Brooklyn Nets faced 'one too many obstacles this year,' Steve Nash says

NEW YORK -- The Brooklyn Nets couldn't stave off the effects of mounting injuries any longer.

After defying the odds that hamstring strains and ankle sprains had dealt, after mesmerizing and even historic performances, the Nets just didn't have quite enough to outlast the Milwaukee Bucks in a 115-111 overtime loss in Game 7 of the Eastern Conference semifinals.

Kyrie Irving sat on the sideline in street clothes on Saturday night, and although James Harden played in Game 7, he did so "on one leg," as Nets coach Steve Nash put it, as he battled through a hamstring injury that required his right leg to be wrapped in elastic therapeutic tape.

Despite all of that, Nash thought his group had hope.

"I still thought we could win it," Nash said. "And clearly, I think we proved tonight that we could. Game could have gone either way. You always know there's a chance. Anything can happen. I think we just faced one too many obstacles this year. Because our guys gave everything they had."

Injuries were unrelenting for Brooklyn this season. Both Harden and Kevin Durant each missed more than a month with hamstring strains. The Nets' Big Three of Irving, Harden and Durant played just eight games together in the regular season before the playoffs began. But as the postseason approached, the Nets were finally at full strength.

It didn't last long.

In Game 2 against the Boston Celtics, Jeff Green aggravated the plantar fascia in his left foot that had been plaguing him all season. He missed six games. In Game 1 of the Nets' series against the Bucks, Harden pulled the same hamstring that caused him to miss time in the regular season, and he missed three games. In a pivotal Game 4 against the Bucks, Irving crashed awkwardly to the floor on a layup, spraining an ankle.

Despite not having his full mobility, Harden rushed back and returned in Game 5. After the Nets were eliminated, Harden said that while the team was calling his injury hamstring tightness, he had been playing through a Grade 2 hamstring strain.

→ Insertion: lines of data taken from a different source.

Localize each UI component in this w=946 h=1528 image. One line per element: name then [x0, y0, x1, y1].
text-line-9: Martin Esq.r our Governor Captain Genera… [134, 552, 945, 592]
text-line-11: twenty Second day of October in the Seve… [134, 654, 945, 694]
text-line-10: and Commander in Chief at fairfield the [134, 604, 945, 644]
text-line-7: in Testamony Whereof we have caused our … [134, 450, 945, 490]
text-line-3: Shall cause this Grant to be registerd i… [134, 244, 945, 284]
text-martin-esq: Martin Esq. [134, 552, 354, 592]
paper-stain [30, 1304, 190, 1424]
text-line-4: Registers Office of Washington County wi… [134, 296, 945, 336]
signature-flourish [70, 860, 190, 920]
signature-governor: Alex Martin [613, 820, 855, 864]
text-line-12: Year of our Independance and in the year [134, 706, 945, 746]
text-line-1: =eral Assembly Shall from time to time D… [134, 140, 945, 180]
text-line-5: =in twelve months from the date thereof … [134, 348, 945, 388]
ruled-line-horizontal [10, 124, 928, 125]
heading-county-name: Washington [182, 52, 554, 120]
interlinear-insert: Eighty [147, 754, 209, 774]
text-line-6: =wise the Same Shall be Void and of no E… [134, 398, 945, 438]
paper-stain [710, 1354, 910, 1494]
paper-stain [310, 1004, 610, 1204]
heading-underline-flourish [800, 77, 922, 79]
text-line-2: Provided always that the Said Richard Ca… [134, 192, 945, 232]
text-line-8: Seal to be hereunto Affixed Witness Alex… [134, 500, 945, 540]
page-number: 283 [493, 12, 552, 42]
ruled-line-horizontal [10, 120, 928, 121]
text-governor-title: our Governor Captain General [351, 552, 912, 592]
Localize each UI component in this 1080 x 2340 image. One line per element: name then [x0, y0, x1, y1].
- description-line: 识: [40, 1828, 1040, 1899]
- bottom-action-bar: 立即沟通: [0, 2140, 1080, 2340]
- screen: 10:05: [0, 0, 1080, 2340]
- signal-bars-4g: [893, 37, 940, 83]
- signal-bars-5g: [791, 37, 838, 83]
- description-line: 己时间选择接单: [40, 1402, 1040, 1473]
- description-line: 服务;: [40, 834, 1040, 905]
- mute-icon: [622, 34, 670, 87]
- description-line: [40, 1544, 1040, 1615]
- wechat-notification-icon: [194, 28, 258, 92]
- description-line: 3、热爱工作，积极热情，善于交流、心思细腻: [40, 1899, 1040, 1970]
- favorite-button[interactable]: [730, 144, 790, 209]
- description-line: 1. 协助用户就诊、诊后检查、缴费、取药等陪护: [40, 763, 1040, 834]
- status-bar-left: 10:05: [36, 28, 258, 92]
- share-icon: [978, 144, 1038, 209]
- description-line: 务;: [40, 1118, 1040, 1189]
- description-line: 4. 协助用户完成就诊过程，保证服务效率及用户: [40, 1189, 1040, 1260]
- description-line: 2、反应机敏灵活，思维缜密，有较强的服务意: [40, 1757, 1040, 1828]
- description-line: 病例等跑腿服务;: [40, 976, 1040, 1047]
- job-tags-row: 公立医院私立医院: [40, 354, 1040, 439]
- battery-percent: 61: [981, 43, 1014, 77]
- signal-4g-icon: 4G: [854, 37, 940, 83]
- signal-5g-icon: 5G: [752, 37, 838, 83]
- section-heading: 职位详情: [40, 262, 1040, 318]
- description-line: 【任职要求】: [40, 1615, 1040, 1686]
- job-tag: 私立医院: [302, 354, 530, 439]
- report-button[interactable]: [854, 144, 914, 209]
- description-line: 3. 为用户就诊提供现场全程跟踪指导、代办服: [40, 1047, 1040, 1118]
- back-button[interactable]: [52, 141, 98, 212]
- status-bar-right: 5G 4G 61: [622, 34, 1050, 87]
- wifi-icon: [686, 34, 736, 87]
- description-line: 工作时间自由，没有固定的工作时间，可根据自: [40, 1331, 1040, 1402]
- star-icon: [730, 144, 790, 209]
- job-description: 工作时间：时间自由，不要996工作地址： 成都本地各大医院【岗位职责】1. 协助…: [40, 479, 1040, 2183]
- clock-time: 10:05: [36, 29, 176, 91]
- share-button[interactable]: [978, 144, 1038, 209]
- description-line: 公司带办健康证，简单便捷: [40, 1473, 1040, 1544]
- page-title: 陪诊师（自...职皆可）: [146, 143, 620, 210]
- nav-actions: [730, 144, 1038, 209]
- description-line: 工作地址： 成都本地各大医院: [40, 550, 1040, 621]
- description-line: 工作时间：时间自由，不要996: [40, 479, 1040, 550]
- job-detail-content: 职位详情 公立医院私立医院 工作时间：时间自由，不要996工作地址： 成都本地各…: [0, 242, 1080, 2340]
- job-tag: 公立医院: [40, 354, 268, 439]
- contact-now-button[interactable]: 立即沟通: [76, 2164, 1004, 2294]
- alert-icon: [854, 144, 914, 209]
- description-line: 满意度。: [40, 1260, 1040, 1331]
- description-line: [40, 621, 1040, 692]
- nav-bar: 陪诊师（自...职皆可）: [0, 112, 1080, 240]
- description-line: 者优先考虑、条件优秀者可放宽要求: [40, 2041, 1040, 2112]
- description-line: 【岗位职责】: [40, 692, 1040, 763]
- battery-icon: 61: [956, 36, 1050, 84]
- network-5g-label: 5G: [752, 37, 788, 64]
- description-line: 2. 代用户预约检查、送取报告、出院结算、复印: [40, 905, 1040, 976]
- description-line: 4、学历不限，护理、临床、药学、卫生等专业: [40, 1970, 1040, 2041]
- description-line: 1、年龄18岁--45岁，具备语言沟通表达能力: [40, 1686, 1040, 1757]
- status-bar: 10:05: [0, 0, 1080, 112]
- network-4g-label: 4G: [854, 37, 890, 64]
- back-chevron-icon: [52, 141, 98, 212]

"Me, personally, like, it's frustrating," Harden said. "Just being durable and being myself for the last so many postseasons and dealing with this particular hamstring, I'm frustrated. We did everything we could towards the end. Just frustrated, but give the Bucks credit. They fought until the end, had a hell of a series. We just came up short."

But even with all of those ailments, the Nets pushed an almost fully healthy Milwaukee team to Game 7. Durant and Harden both played 53 minutes on Saturday night. Durant, who also played every second of Game 5 of the series, set a new Game 7 record, scoring 48 points. That included a miraculous jumper at the end of regulation to tie the score and force overtime.

A sliver of Durant's toe was on the 3-point arc when he hit that shot.

"My big-ass foot stepped on the line," Durant said. "I just saw a little screen-shot, how close I was to ending their season off that shot, but it wasn't in God's plan, and we move on."

For the Nets, who were the title favorite for most of the season, moving on means taking a few days to digest the loss, rest and ultimately get healthy for a renewed pursuit of a championship next season. Brooklyn will need to address the contracts of several key players, including restricted free agent Bruce Brown, unrestricted free agents Green and Blake Griffin. Injured guard Spencer Dinwiddie also has a player option.

Brown said after Game 7 that he would like to play for the Nets again in the 2021-22 season. Green and Blake said that they would take a few days to recover before putting thought into the future, but both noted how much they enjoy playing in Brooklyn.

"I think we have guys that are extremely motivated, passionate about what they do, unselfish, willing to sacrifice, have a lot of character," Nash said. "I think they will regroup and be ready to go again. It's been a really difficult year. We got a lot thrown at us. They've survived it in incredible fashion. They'll get themselves ready to go again next year."